My only rule is not to read two books by the same author at the "same" time. Recently, I found myself reading two books by different authors, Beware of the Dog (A Virginia and Felix Mystery) by E.X. Ferrars and Twice in a Blue Moon (An Inspector Henry Tibbett Mystery) by Patricia Moyes. Both books are set in England and both are murder mysteries, but Beware of the Dog is an amateur detective mystery, told by Virginia of her sleuthing husband (estranged and not entirely trustworthy), while Twice in a Blue Moon is a police procedural, even if the point of view is that of a character slightly removed from the actual investigation. What tied the books together and what set me to pondering was their theme. Both involve inheritances and long-separated cousins. I won't reveal spoilers in case you want to read the books (both are excellent), but let's just say that when it comes to cousins, blood may not be thicker than water. I thought back over other books and stories I've read, films and television shows I've seen, and realized that when it comes to crime fiction it pays to be wary of one's cousins.

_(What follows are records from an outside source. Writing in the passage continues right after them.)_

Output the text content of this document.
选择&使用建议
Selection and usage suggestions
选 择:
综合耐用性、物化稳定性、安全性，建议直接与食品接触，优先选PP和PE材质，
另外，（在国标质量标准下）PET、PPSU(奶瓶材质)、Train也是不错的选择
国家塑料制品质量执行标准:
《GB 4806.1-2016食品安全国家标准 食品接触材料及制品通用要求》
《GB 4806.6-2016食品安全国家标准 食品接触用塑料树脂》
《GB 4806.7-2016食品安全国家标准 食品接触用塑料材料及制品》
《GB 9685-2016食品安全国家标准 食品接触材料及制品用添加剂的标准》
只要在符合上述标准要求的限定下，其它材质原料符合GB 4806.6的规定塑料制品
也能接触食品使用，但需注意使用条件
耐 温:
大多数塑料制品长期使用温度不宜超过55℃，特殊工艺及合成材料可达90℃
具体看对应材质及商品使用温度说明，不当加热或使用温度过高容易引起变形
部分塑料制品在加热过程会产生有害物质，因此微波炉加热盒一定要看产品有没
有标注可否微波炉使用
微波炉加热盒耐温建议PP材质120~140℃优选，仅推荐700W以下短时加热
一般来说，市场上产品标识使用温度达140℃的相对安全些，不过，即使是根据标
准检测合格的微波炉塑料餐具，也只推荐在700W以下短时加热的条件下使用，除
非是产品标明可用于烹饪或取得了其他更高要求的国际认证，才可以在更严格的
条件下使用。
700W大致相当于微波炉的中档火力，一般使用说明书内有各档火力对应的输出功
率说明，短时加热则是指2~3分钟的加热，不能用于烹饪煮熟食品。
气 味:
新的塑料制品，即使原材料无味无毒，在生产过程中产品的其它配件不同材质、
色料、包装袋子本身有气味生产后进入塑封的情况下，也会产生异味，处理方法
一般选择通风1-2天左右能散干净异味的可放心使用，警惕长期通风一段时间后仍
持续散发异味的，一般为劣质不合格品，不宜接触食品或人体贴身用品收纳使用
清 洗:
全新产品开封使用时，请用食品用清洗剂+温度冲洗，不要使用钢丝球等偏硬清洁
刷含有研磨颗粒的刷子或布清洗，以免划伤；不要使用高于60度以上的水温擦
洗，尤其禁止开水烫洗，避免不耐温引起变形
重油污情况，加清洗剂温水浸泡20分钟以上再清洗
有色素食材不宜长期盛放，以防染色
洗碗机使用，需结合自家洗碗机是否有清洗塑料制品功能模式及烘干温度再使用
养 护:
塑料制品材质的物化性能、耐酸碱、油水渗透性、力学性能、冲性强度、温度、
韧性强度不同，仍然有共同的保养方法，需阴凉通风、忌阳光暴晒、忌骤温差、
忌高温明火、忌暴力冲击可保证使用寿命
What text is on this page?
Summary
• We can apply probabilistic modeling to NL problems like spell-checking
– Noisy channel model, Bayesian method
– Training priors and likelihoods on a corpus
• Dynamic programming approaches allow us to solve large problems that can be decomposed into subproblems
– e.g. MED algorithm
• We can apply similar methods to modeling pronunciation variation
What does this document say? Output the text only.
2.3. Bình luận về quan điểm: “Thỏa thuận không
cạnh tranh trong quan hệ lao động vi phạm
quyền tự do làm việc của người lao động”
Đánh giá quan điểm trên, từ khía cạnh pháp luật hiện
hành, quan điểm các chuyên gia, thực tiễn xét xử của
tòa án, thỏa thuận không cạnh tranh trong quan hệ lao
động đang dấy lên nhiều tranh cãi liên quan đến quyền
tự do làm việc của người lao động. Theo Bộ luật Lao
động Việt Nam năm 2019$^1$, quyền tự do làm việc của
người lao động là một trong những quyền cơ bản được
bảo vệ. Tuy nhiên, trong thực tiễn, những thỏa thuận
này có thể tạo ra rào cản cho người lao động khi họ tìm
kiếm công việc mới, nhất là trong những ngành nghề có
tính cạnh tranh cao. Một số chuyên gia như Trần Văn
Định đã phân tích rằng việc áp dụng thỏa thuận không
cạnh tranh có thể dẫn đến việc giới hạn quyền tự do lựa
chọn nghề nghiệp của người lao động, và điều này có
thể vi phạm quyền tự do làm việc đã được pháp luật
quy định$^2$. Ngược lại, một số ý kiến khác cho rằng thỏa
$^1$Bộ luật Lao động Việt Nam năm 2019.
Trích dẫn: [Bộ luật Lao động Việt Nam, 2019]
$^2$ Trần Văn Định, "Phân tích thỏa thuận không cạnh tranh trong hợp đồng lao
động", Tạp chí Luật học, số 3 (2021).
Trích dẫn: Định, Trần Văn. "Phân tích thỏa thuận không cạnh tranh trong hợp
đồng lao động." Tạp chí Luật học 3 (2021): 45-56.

Cousins usually don't fare well when they make appearances in crime friction. As you can see from the samples above, some writers just can't resist turning "kissing cousins" into "killing cousins." It's a good thing titles can't be copyrighted. Whenever a cousin turns up in crime fiction, it's a good idea to keep an eye on him, and cousins in such books would be well advised to sleep with one eye open. I'm not sure why mystery writers are so hard on cousins, but it may be because they're not often as close as siblings, sometimes not much better than strangers. It may also speak to motivation because cousins don't seem to find their way back into the fold till money comes into the picture, as in the case of both books that set me thinking about cousins in mystery fiction. Prodigal cousins are dangerous, but murder may be in the offing if you get too many cousins gathered in one place, as in this classic from Douglas Browne:
Considering how often the Grim Reaper visits cousins in mysteries, or how frequently the hidden killer turns out to be long-lost Cousin Roger, whom no has seen since Uncle Darby and Aunt Joan emigrated to Australia years ago, it's odd there is no specific word for killing one's cousin. I was greatly surprised when I searched for such a word and came up short. But I did pick up some grimly fascinating linguistic gems along the way.
Almost all "killing" words end in -cide, from the Latin for "kill." For example, there's suicide, the killing of one's self and homicide, the murder of a person. We also have wives who kill husbands (matricide) and husbands who kill wives (uxorcide), as well as parents who just can't stand the kids anymore (filicide for son or daughter, prolicide for both), deadly siblings (fratricide for killing a brother, sorocide for a sister), and even nepotcide when it comes time to get rid of the not-so-favorite nephew when disinheriting is not enough. A murderous guest or host can do each other in with hospiticide, and you can eliminate that annoying senior citizen in your life with senicide. You can kill bees with apicide, not to be confused with apricide, which is killing a boar. And when I goof around, doing nothing in particular, I'm committing chronicde, killing time. But, as unbelievable as it may seem, there is absolutely no word in the English language for killing one's cousin, so I propose "cognicide," from "cognata," Latin for cousin...or am I guilty of linguicide -- killing language?